I, too, halted for a moment, fear rushing back to me. But it only lasted a fraction of a second. Filled with motivation and determination, I refused to freeze before him as I had last night. Instead, I held my head high and stared right back at him, fighting his hypnotizing gaze. I was so concentrated, I almost let my alpha aura show.
To my surprise, he just flashed a smile at me. “Morning, Avril. Sleep well?” he asked as he continued to make his way to me.
Disconcerted, all I could mutter was “yeah” as he came closer and closer.
But when he reached me, he didn’t stop, as I thought he would. He merely whispered, “Good. Your pack mates should be out in a minute.” He gestured toward the gym with his head, concluding, “See you ‘round.” And he walked right past me.

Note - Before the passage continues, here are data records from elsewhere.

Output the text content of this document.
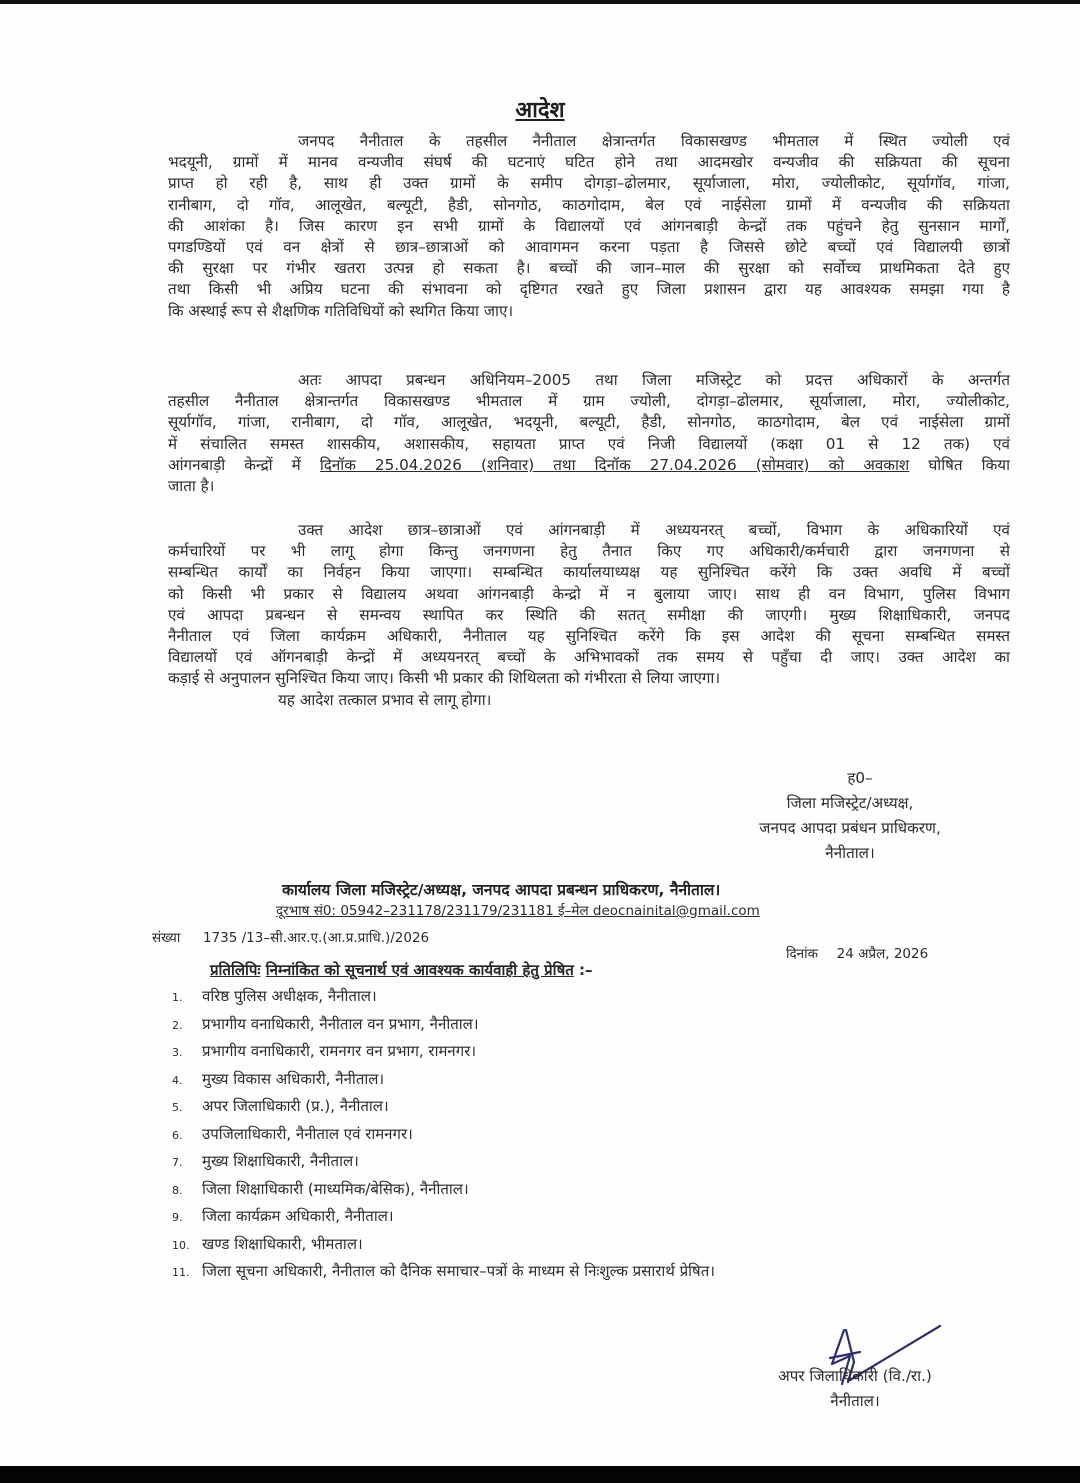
आदेश
जनपद नैनीताल के तहसील नैनीताल क्षेत्रान्तर्गत विकासखण्ड भीमताल में स्थित ज्योली एवं
भदयूनी, ग्रामों में मानव वन्यजीव संघर्ष की घटनाएं घटित होने तथा आदमखोर वन्यजीव की सक्रियता की सूचना
प्राप्त हो रही है, साथ ही उक्त ग्रामों के समीप दोगड़ा–ढोलमार, सूर्याजाला, मोरा, ज्योलीकोट, सूर्यागॉव, गांजा,
रानीबाग, दो गॉव, आलूखेत, बल्यूटी, हैडी, सोनगोठ, काठगोदाम, बेल एवं नाईसेला ग्रामों में वन्यजीव की सक्रियता
की आशंका है। जिस कारण इन सभी ग्रामों के विद्यालयों एवं आंगनबाड़ी केन्द्रों तक पहुंचने हेतु सुनसान मार्गों,
पगडण्डियों एवं वन क्षेत्रों से छात्र–छात्राओं को आवागमन करना पड़ता है जिससे छोटे बच्चों एवं विद्यालयी छात्रों
की सुरक्षा पर गंभीर खतरा उत्पन्न हो सकता है। बच्चों की जान–माल की सुरक्षा को सर्वोच्च प्राथमिकता देते हुए
तथा किसी भी अप्रिय घटना की संभावना को दृष्टिगत रखते हुए जिला प्रशासन द्वारा यह आवश्यक समझा गया है
कि अस्थाई रूप से शैक्षणिक गतिविधियों को स्थगित किया जाए।
अतः आपदा प्रबन्धन अधिनियम–2005 तथा जिला मजिस्ट्रेट को प्रदत्त अधिकारों के अन्तर्गत
तहसील नैनीताल क्षेत्रान्तर्गत विकासखण्ड भीमताल में ग्राम ज्योली, दोगड़ा–ढोलमार, सूर्याजाला, मोरा, ज्योलीकोट,
सूर्यागॉव, गांजा, रानीबाग, दो गॉव, आलूखेत, भदयूनी, बल्यूटी, हैडी, सोनगोठ, काठगोदाम, बेल एवं नाईसेला ग्रामों
में संचालित समस्त शासकीय, अशासकीय, सहायता प्राप्त एवं निजी विद्यालयों (कक्षा 01 से 12 तक) एवं
आंगनबाड़ी केन्द्रों में दिनॉक 25.04.2026 (शनिवार) तथा दिनॉक 27.04.2026 (सोमवार) को अवकाश घोषित किया
जाता है।
उक्त आदेश छात्र–छात्राओं एवं आंगनबाड़ी में अध्ययनरत् बच्चों, विभाग के अधिकारियों एवं
कर्मचारियों पर भी लागू होगा किन्तु जनगणना हेतु तैनात किए गए अधिकारी/कर्मचारी द्वारा जनगणना से
सम्बन्धित कार्यों का निर्वहन किया जाएगा। सम्बन्धित कार्यालयाध्यक्ष यह सुनिश्चित करेंगे कि उक्त अवधि में बच्चों
को किसी भी प्रकार से विद्यालय अथवा आंगनबाड़ी केन्द्रो में न बुलाया जाए। साथ ही वन विभाग, पुलिस विभाग
एवं आपदा प्रबन्धन से समन्वय स्थापित कर स्थिति की सतत् समीक्षा की जाएगी। मुख्य शिक्षाधिकारी, जनपद
नैनीताल एवं जिला कार्यक्रम अधिकारी, नैनीताल यह सुनिश्चित करेंगे कि इस आदेश की सूचना सम्बन्धित समस्त
विद्यालयों एवं ऑगनबाड़ी केन्द्रों में अध्ययनरत् बच्चों के अभिभावकों तक समय से पहुँचा दी जाए। उक्त आदेश का
कड़ाई से अनुपालन सुनिश्चित किया जाए। किसी भी प्रकार की शिथिलता को गंभीरता से लिया जाएगा।
यह आदेश तत्काल प्रभाव से लागू होगा।
ह0–
जिला मजिस्ट्रेट/अध्यक्ष,
जनपद आपदा प्रबंधन प्राधिकरण,
नैनीताल।
कार्यालय जिला मजिस्ट्रेट/अध्यक्ष, जनपद आपदा प्रबन्धन प्राधिकरण, नैनीताल।
दूरभाष सं0: 05942–231178/231179/231181 ई–मेल deocnainital@gmail.com
संख्या 1735 /13–सी.आर.ए.(आ.प्र.प्राधि.)/2026
दिनांक 24 अप्रैल, 2026
प्रतिलिपिः निम्नांकित को सूचनार्थ एवं आवश्यक कार्यवाही हेतु प्रेषित :–
1. वरिष्ठ पुलिस अधीक्षक, नैनीताल।
2. प्रभागीय वनाधिकारी, नैनीताल वन प्रभाग, नैनीताल।
3. प्रभागीय वनाधिकारी, रामनगर वन प्रभाग, रामनगर।
4. मुख्य विकास अधिकारी, नैनीताल।
5. अपर जिलाधिकारी (प्र.), नैनीताल।
6. उपजिलाधिकारी, नैनीताल एवं रामनगर।
7. मुख्य शिक्षाधिकारी, नैनीताल।
8. जिला शिक्षाधिकारी (माध्यमिक/बेसिक), नैनीताल।
9. जिला कार्यक्रम अधिकारी, नैनीताल।
10. खण्ड शिक्षाधिकारी, भीमताल।
11. जिला सूचना अधिकारी, नैनीताल को दैनिक समाचार–पत्रों के माध्यम से निःशुल्क प्रसारार्थ प्रेषित।
अपर जिलाधिकारी (वि./रा.)
नैनीताल।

I was dumbfounded. After what I had said last night, after what we had done…he was acting as if that hadn’t changed anything between us. In fact, this was our most normal interaction. That was it?
Honestly, I wouldn’t complain. The last thing I wanted was to talk about it. I was down to pretend nothing had happened and erase that memory from my mind.
Then, it clicked. Koen didn’t say anything because he didn’t want the pack to know things had gotten heated between him and me, an omega; it would be humiliating. And frankly, I was fine with it. I didn’t want anyone to find out either.
Suddenly, I felt light. Not only did his indifference not bother me, but my palms weren’t sweaty. The sight of him didn’t make me forget how to breathe; it didn’t make my heart soar. Huh. Maybe last night had at least served to relieve some of the sexual tension I felt toward him.
Great - here’s to hoping I would manage to focus now.
“Avril!” I recognized my beta’s voice, noticing him and Elijah leaving the training grounds.
Once they were both by my side, my gamma asked, his voice low, “Everything alright?”
Without hesitation, I replied, “Everything’s perfect.”
I couldn’t hide the triumphant grin that spread over my lips, or the enthusiasm in my voice. Judging by the confusion in their faces, the shift in my behavior seemed to take them by surprise. But it didn’t bother them enough to ask me about it.
“Any special reason why you decided to come pick us up?” Theo joked.
“Yes,” I quickly revealed. “We have a plan to discuss.”
They exchanged glances, and I could tell they were questioning my sudden motivation, yet they just nodded and followed me. Now that it seemed Koen’s effect on me had diminished, I had to make the most of my current clarity to complete my mission as soon as possible.
If everything went well, I would be out of here and far away to where Koen would never cross my mind again in a matter of days.